Итак, в туристическом отношении путешествие удалось на славу, однако его романическая сторона потерпела полное фиаско. Однажды утром в Антверпене мэтр проснулся в постели один. На камине лежала записка, уведомлявшая его о том, что Элиза отбыла назад в Париж. Поступок был далеко не изящен и больно ранил Делакруа. Долгие годы, встречая госпожу Буланже у знакомых, он выказывал ей самую суровую холодность. Но время залечило раны. Элиза потеряла мужа, вышла за высокопоставленного чиновника из департамента изящных искусств господина Каве[560], и дружба возобновилась. Когда Элиза издавала книгу, кстати сказать, превосходную, о преподавании рисунка, Делакруа согласился написать к ней предисловие. Умирая, он завещал ей две дельфтские вазы, — возможно, они были куплены во времена их романтического побега. Почему уехала тогда Элиза? Ни она, ни Делакруа никогда не обмолвились о том ни словом. Прав ли Есколье, предполагая, что своенравная Элиза, может быть, просто испугалась слишком страстной, слишком властной любви художника?

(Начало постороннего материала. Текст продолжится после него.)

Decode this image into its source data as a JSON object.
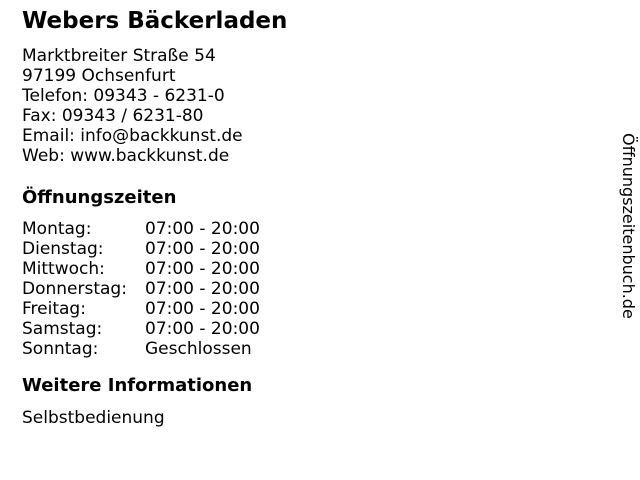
{
  "business": {
    "name": "Webers Bäckerladen",
    "address_lines": [
      "Marktbreiter Straße 54",
      "97199 Ochsenfurt",
      "Telefon: 09343 - 6231-0",
      "Fax: 09343 / 6231-80",
      "Email: info@backkunst.de",
      "Web: www.backkunst.de"
    ]
  },
  "hours": {
    "heading": "Öffnungszeiten",
    "rows": [
      {
        "day": "Montag:",
        "time": "07:00 - 20:00"
      },
      {
        "day": "Dienstag:",
        "time": "07:00 - 20:00"
      },
      {
        "day": "Mittwoch:",
        "time": "07:00 - 20:00"
      },
      {
        "day": "Donnerstag:",
        "time": "07:00 - 20:00"
      },
      {
        "day": "Freitag:",
        "time": "07:00 - 20:00"
      },
      {
        "day": "Samstag:",
        "time": "07:00 - 20:00"
      },
      {
        "day": "Sonntag:",
        "time": "Geschlossen"
      }
    ]
  },
  "more_info": {
    "heading": "Weitere Informationen",
    "text": "Selbstbedienung"
  },
  "watermark": {
    "text": "Öffnungszeitenbuch.de"
  },
  "colors": {
    "text": "#000000",
    "background": "#ffffff"
  }
}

Делакруа возвратился из Голландии, переполненный рубенсовскими образами, и тотчас принялся за большое полотно — воздаяние антверпенскому мэтру; сюжет этой огромной (5×4 метра) картины заимствован у Данте: коленопреклоненная вдова молит императора Траяна о правосудии. Теплые, светлые тона, оружие и флаги, одеяния римлян непосредственно восходят к створкам триптиха «Воздвижение креста». Тот же барочный вихрь надувает знамена и подымает лошадь на дыбы.

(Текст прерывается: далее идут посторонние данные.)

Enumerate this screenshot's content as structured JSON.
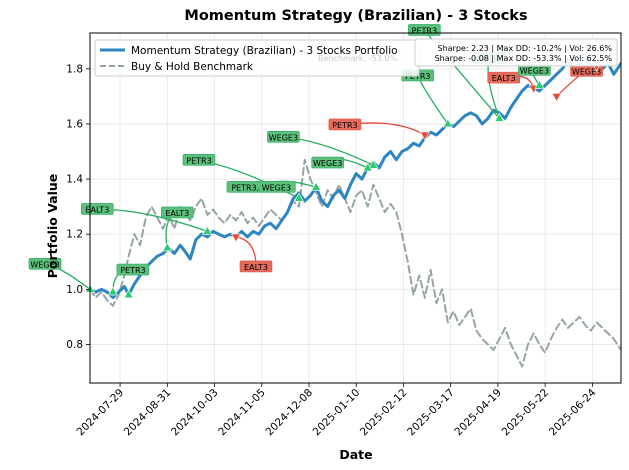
{
  "chart_data": {
    "type": "line",
    "title": "Momentum Strategy (Brazilian) - 3 Stocks",
    "xlabel": "Date",
    "ylabel": "Portfolio Value",
    "xlim": [
      "2024-07-08",
      "2025-07-14"
    ],
    "ylim": [
      0.66,
      1.93
    ],
    "xticks": [
      "2024-07-29",
      "2024-08-31",
      "2024-10-03",
      "2024-11-05",
      "2024-12-08",
      "2025-01-10",
      "2025-02-12",
      "2025-03-17",
      "2025-04-19",
      "2025-05-22",
      "2025-06-24"
    ],
    "yticks": [
      0.8,
      1.0,
      1.2,
      1.4,
      1.6,
      1.8
    ],
    "grid": true,
    "legend_position": "top-left",
    "stats_box": [
      "Sharpe: 2.23 | Max DD: -10.2% | Vol: 26.6%",
      "Sharpe: -0.08 | Max DD: -53.3% | Vol: 62.5%"
    ],
    "stats_hidden_fragment": "Benchmark: -53.0%",
    "series": [
      {
        "name": "Momentum Strategy (Brazilian) - 3 Stocks Portfolio",
        "color": "#2e86c1",
        "style": "solid",
        "points": [
          [
            "2024-07-08",
            1.0
          ],
          [
            "2024-07-12",
            0.99
          ],
          [
            "2024-07-16",
            1.0
          ],
          [
            "2024-07-20",
            0.99
          ],
          [
            "2024-07-24",
            0.97
          ],
          [
            "2024-07-28",
            0.99
          ],
          [
            "2024-08-01",
            1.01
          ],
          [
            "2024-08-04",
            0.98
          ],
          [
            "2024-08-08",
            1.02
          ],
          [
            "2024-08-12",
            1.05
          ],
          [
            "2024-08-16",
            1.08
          ],
          [
            "2024-08-20",
            1.1
          ],
          [
            "2024-08-24",
            1.12
          ],
          [
            "2024-08-28",
            1.13
          ],
          [
            "2024-09-01",
            1.15
          ],
          [
            "2024-09-05",
            1.13
          ],
          [
            "2024-09-09",
            1.16
          ],
          [
            "2024-09-12",
            1.14
          ],
          [
            "2024-09-16",
            1.11
          ],
          [
            "2024-09-20",
            1.18
          ],
          [
            "2024-09-24",
            1.2
          ],
          [
            "2024-09-28",
            1.19
          ],
          [
            "2024-10-02",
            1.21
          ],
          [
            "2024-10-06",
            1.2
          ],
          [
            "2024-10-10",
            1.19
          ],
          [
            "2024-10-14",
            1.2
          ],
          [
            "2024-10-18",
            1.19
          ],
          [
            "2024-10-22",
            1.21
          ],
          [
            "2024-10-26",
            1.19
          ],
          [
            "2024-10-30",
            1.21
          ],
          [
            "2024-11-03",
            1.2
          ],
          [
            "2024-11-07",
            1.23
          ],
          [
            "2024-11-11",
            1.24
          ],
          [
            "2024-11-15",
            1.22
          ],
          [
            "2024-11-19",
            1.25
          ],
          [
            "2024-11-23",
            1.28
          ],
          [
            "2024-11-27",
            1.33
          ],
          [
            "2024-12-01",
            1.35
          ],
          [
            "2024-12-05",
            1.32
          ],
          [
            "2024-12-09",
            1.34
          ],
          [
            "2024-12-13",
            1.37
          ],
          [
            "2024-12-17",
            1.32
          ],
          [
            "2024-12-21",
            1.3
          ],
          [
            "2024-12-25",
            1.34
          ],
          [
            "2024-12-29",
            1.36
          ],
          [
            "2025-01-02",
            1.33
          ],
          [
            "2025-01-06",
            1.38
          ],
          [
            "2025-01-10",
            1.42
          ],
          [
            "2025-01-14",
            1.4
          ],
          [
            "2025-01-18",
            1.44
          ],
          [
            "2025-01-22",
            1.46
          ],
          [
            "2025-01-26",
            1.44
          ],
          [
            "2025-01-30",
            1.48
          ],
          [
            "2025-02-03",
            1.5
          ],
          [
            "2025-02-07",
            1.47
          ],
          [
            "2025-02-11",
            1.5
          ],
          [
            "2025-02-15",
            1.51
          ],
          [
            "2025-02-19",
            1.53
          ],
          [
            "2025-02-23",
            1.52
          ],
          [
            "2025-02-27",
            1.55
          ],
          [
            "2025-03-03",
            1.57
          ],
          [
            "2025-03-07",
            1.56
          ],
          [
            "2025-03-11",
            1.58
          ],
          [
            "2025-03-15",
            1.6
          ],
          [
            "2025-03-19",
            1.59
          ],
          [
            "2025-03-23",
            1.61
          ],
          [
            "2025-03-27",
            1.63
          ],
          [
            "2025-03-31",
            1.64
          ],
          [
            "2025-04-04",
            1.63
          ],
          [
            "2025-04-08",
            1.6
          ],
          [
            "2025-04-12",
            1.62
          ],
          [
            "2025-04-16",
            1.65
          ],
          [
            "2025-04-20",
            1.64
          ],
          [
            "2025-04-24",
            1.62
          ],
          [
            "2025-04-28",
            1.66
          ],
          [
            "2025-05-02",
            1.69
          ],
          [
            "2025-05-06",
            1.72
          ],
          [
            "2025-05-10",
            1.74
          ],
          [
            "2025-05-14",
            1.73
          ],
          [
            "2025-05-18",
            1.72
          ],
          [
            "2025-05-22",
            1.74
          ],
          [
            "2025-05-26",
            1.76
          ],
          [
            "2025-05-30",
            1.78
          ],
          [
            "2025-06-03",
            1.8
          ],
          [
            "2025-06-07",
            1.83
          ],
          [
            "2025-06-11",
            1.8
          ],
          [
            "2025-06-15",
            1.82
          ],
          [
            "2025-06-19",
            1.84
          ],
          [
            "2025-06-23",
            1.81
          ],
          [
            "2025-06-27",
            1.83
          ],
          [
            "2025-07-01",
            1.8
          ],
          [
            "2025-07-05",
            1.82
          ],
          [
            "2025-07-09",
            1.78
          ],
          [
            "2025-07-14",
            1.82
          ]
        ]
      },
      {
        "name": "Buy & Hold Benchmark",
        "color": "#95a5a6",
        "style": "dashed",
        "points": [
          [
            "2024-07-08",
            1.0
          ],
          [
            "2024-07-12",
            0.97
          ],
          [
            "2024-07-16",
            0.99
          ],
          [
            "2024-07-20",
            0.96
          ],
          [
            "2024-07-24",
            0.94
          ],
          [
            "2024-07-28",
            0.98
          ],
          [
            "2024-08-01",
            1.05
          ],
          [
            "2024-08-04",
            1.12
          ],
          [
            "2024-08-08",
            1.2
          ],
          [
            "2024-08-12",
            1.16
          ],
          [
            "2024-08-16",
            1.26
          ],
          [
            "2024-08-20",
            1.3
          ],
          [
            "2024-08-24",
            1.26
          ],
          [
            "2024-08-28",
            1.22
          ],
          [
            "2024-09-01",
            1.27
          ],
          [
            "2024-09-05",
            1.22
          ],
          [
            "2024-09-09",
            1.3
          ],
          [
            "2024-09-12",
            1.28
          ],
          [
            "2024-09-16",
            1.25
          ],
          [
            "2024-09-20",
            1.3
          ],
          [
            "2024-09-24",
            1.33
          ],
          [
            "2024-09-28",
            1.27
          ],
          [
            "2024-10-02",
            1.29
          ],
          [
            "2024-10-06",
            1.26
          ],
          [
            "2024-10-10",
            1.24
          ],
          [
            "2024-10-14",
            1.27
          ],
          [
            "2024-10-18",
            1.25
          ],
          [
            "2024-10-22",
            1.28
          ],
          [
            "2024-10-26",
            1.24
          ],
          [
            "2024-10-30",
            1.26
          ],
          [
            "2024-11-03",
            1.23
          ],
          [
            "2024-11-07",
            1.26
          ],
          [
            "2024-11-11",
            1.29
          ],
          [
            "2024-11-15",
            1.27
          ],
          [
            "2024-11-19",
            1.25
          ],
          [
            "2024-11-23",
            1.28
          ],
          [
            "2024-11-27",
            1.32
          ],
          [
            "2024-12-01",
            1.3
          ],
          [
            "2024-12-05",
            1.47
          ],
          [
            "2024-12-09",
            1.4
          ],
          [
            "2024-12-13",
            1.35
          ],
          [
            "2024-12-17",
            1.3
          ],
          [
            "2024-12-21",
            1.36
          ],
          [
            "2024-12-25",
            1.33
          ],
          [
            "2024-12-29",
            1.38
          ],
          [
            "2025-01-02",
            1.33
          ],
          [
            "2025-01-06",
            1.28
          ],
          [
            "2025-01-10",
            1.34
          ],
          [
            "2025-01-14",
            1.36
          ],
          [
            "2025-01-18",
            1.3
          ],
          [
            "2025-01-22",
            1.38
          ],
          [
            "2025-01-26",
            1.33
          ],
          [
            "2025-01-30",
            1.28
          ],
          [
            "2025-02-03",
            1.31
          ],
          [
            "2025-02-07",
            1.28
          ],
          [
            "2025-02-11",
            1.2
          ],
          [
            "2025-02-15",
            1.1
          ],
          [
            "2025-02-19",
            0.98
          ],
          [
            "2025-02-23",
            1.05
          ],
          [
            "2025-02-27",
            0.97
          ],
          [
            "2025-03-03",
            1.07
          ],
          [
            "2025-03-07",
            0.95
          ],
          [
            "2025-03-11",
            1.0
          ],
          [
            "2025-03-15",
            0.88
          ],
          [
            "2025-03-19",
            0.92
          ],
          [
            "2025-03-23",
            0.87
          ],
          [
            "2025-03-27",
            0.9
          ],
          [
            "2025-03-31",
            0.93
          ],
          [
            "2025-04-04",
            0.85
          ],
          [
            "2025-04-08",
            0.82
          ],
          [
            "2025-04-12",
            0.8
          ],
          [
            "2025-04-16",
            0.78
          ],
          [
            "2025-04-20",
            0.82
          ],
          [
            "2025-04-24",
            0.86
          ],
          [
            "2025-04-28",
            0.8
          ],
          [
            "2025-05-02",
            0.76
          ],
          [
            "2025-05-06",
            0.72
          ],
          [
            "2025-05-10",
            0.8
          ],
          [
            "2025-05-14",
            0.84
          ],
          [
            "2025-05-18",
            0.8
          ],
          [
            "2025-05-22",
            0.77
          ],
          [
            "2025-05-26",
            0.82
          ],
          [
            "2025-05-30",
            0.86
          ],
          [
            "2025-06-03",
            0.89
          ],
          [
            "2025-06-07",
            0.86
          ],
          [
            "2025-06-11",
            0.88
          ],
          [
            "2025-06-15",
            0.9
          ],
          [
            "2025-06-19",
            0.87
          ],
          [
            "2025-06-23",
            0.85
          ],
          [
            "2025-06-27",
            0.88
          ],
          [
            "2025-07-01",
            0.86
          ],
          [
            "2025-07-05",
            0.84
          ],
          [
            "2025-07-09",
            0.82
          ],
          [
            "2025-07-14",
            0.78
          ]
        ]
      }
    ],
    "trades": [
      {
        "label": "WEGE3",
        "action": "buy",
        "date": "2024-07-08",
        "value": 1.0,
        "label_pos": [
          -45,
          -25
        ]
      },
      {
        "label": "PETR3",
        "action": "buy",
        "date": "2024-07-24",
        "value": 0.99,
        "label_pos": [
          20,
          -22
        ]
      },
      {
        "label": "",
        "action": "buy",
        "date": "2024-08-04",
        "value": 0.98,
        "label_pos": null
      },
      {
        "label": "EALT3",
        "action": "buy",
        "date": "2024-08-31",
        "value": 1.15,
        "label_pos": [
          10,
          -35
        ]
      },
      {
        "label": "EALT3",
        "action": "buy",
        "date": "2024-09-28",
        "value": 1.21,
        "label_pos": [
          -110,
          -22
        ]
      },
      {
        "label": "EALT3",
        "action": "sell",
        "date": "2024-10-18",
        "value": 1.19,
        "label_pos": [
          20,
          30
        ]
      },
      {
        "label": "PETR3",
        "action": "buy",
        "date": "2024-12-01",
        "value": 1.33,
        "label_pos": [
          -100,
          -38
        ]
      },
      {
        "label": "PETR3, WEGE3",
        "action": "buy",
        "date": "2024-12-13",
        "value": 1.37,
        "label_pos": [
          -55,
          0
        ]
      },
      {
        "label": "WEGE3",
        "action": "buy",
        "date": "2025-01-22",
        "value": 1.45,
        "label_pos": [
          -90,
          -28
        ]
      },
      {
        "label": "PETR3",
        "action": "sell",
        "date": "2025-02-27",
        "value": 1.56,
        "label_pos": [
          -80,
          -10
        ]
      },
      {
        "label": "PETR3",
        "action": "buy",
        "date": "2025-03-15",
        "value": 1.6,
        "label_pos": [
          -30,
          -48
        ]
      },
      {
        "label": "WEGE3",
        "action": "buy",
        "date": "2025-04-20",
        "value": 1.62,
        "label_pos": [
          -10,
          -60
        ]
      },
      {
        "label": "EALT3",
        "action": "sell",
        "date": "2025-05-14",
        "value": 1.73,
        "label_pos": [
          -30,
          -10
        ]
      },
      {
        "label": "WEGE3",
        "action": "buy",
        "date": "2025-05-18",
        "value": 1.74,
        "label_pos": [
          -5,
          -15
        ]
      },
      {
        "label": "WEGE3",
        "action": "sell",
        "date": "2025-05-30",
        "value": 1.7,
        "label_pos": [
          30,
          -25
        ]
      },
      {
        "label": "",
        "action": "sell",
        "date": "2025-06-27",
        "value": 1.81,
        "label_pos": null
      },
      {
        "label": "PETR3",
        "action": "buy",
        "date": "2025-04-20",
        "value": 1.62,
        "label_pos": [
          -75,
          -88
        ]
      },
      {
        "label": "WEGE3",
        "action": "buy",
        "date": "2025-01-18",
        "value": 1.44,
        "label_pos": [
          -40,
          -5
        ]
      }
    ],
    "colors": {
      "buy_box": "#5dbf7c",
      "sell_box": "#e36b5c",
      "buy_marker": "#2ecc71",
      "sell_marker": "#e74c3c",
      "buy_arrow": "#27ae60",
      "sell_arrow": "#e74c3c"
    }
  }
}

Жюльетта де Форже и не подозревала о побеге: пока Элиза укладывала чемоданы, Делакруа успел настрочить несколько писем, а верный Пьерре обязался отправлять их из провинции. Связь с Жюльеттой была надежной, прочной, спокойной, прерывалась лишь ее отъездами в Баден-Баден или его — к кузенам Беррье или к Жорж Санд, а в Париже постоянные простуды Делакруа не раз служили оправданием его отсутствия на обеде у госпожи де Форже. Когда они вместе отправлялись в Дьепп, их можно было принять за почтенную супружескую пару. Она наносила визиты, он писал акварели. Ее снедала та же болезнь, что и его, — скука, редкое явление у людей ее склада, как правило, не бывающих предоставленными себе ни на минуту. Случается, что в объятиях госпожи де Форже Делакруа мечтает о других женщинах, чаще всего — о Санд, которой пишет (1840): «Мне горько оттого, что я сегодня не свободен. Я занят, связан по рукам и ногам, но не подумайте, что мне может быть где-то веселее, чем с вами, ибо я всем предпочитаю вас, и так будет всегда». Эта записка выдает Делакруа.

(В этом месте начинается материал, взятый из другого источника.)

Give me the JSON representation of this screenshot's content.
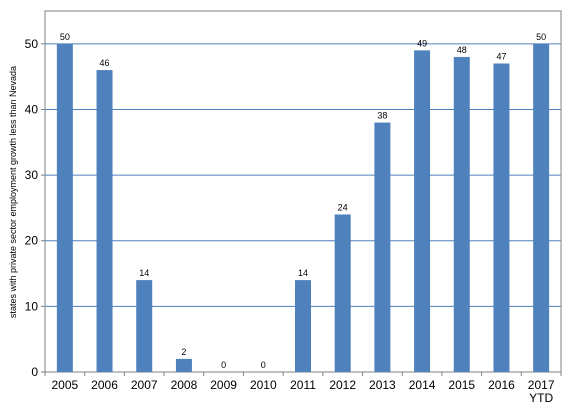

По мере того как Делакруа приобретал известность, к нему стали тянуться иностранки, из тех, что со времен Луи-Филиппа задавали тон в парижском обществе. Княгиня Бельджойзо[561], принимавшая, подобно героиням «черного романа», в гостиной, обитой фиолетовым бархатом и уставленной золотыми вазами, на дне которых, надо полагать, покоились сердца несчастных обожателей, сочла, что знаменитый художник был бы ей достойным партнером. Не ее ли своеобразную красоту описал Бодлер, говоря о женских образах у Делакруа: «Чудится в глазах их тайная боль, которую не скрыть даже самым изощренным притворством. Бледность лица выдает душевную борьбу. Отмечены ли они обаянием порока или же дыханием святости, плавны ли их движения или резки, дух ли страдает в них или душа — у всех в глазах свинцовый туман лихорадки и диковатое свечение боли, во взгляде — сверхъестественное напряжение». Бельджойзо неоднократно приглашала Делакруа, но тщетно. Она слишком старательно играла в странность, держала любовников из числа людей, которых он презирал, горела страстью карбонариев, давно в нем остывшей, — и все, что десятью годами раньше, пожалуй, и привлекло бы его, теперь, напротив, заставило отшатнуться. Но однажды летом Делакруа все-таки согласился отобедать на вилле, которую она арендовала в Сен-Жерменском предместье. Итальянка острила дерзко и не всегда соблюдала меру. «Есть ли у французов хоть один принцип, которого бы не поколебал хороший обед», — сказала она своему соотечественнику, прогуливаясь вместе с другими гостями по террасе. Когда стали садиться за стол, хватились Делакруа: «Да где же он?» Оказалось, он ретировался, не простившись.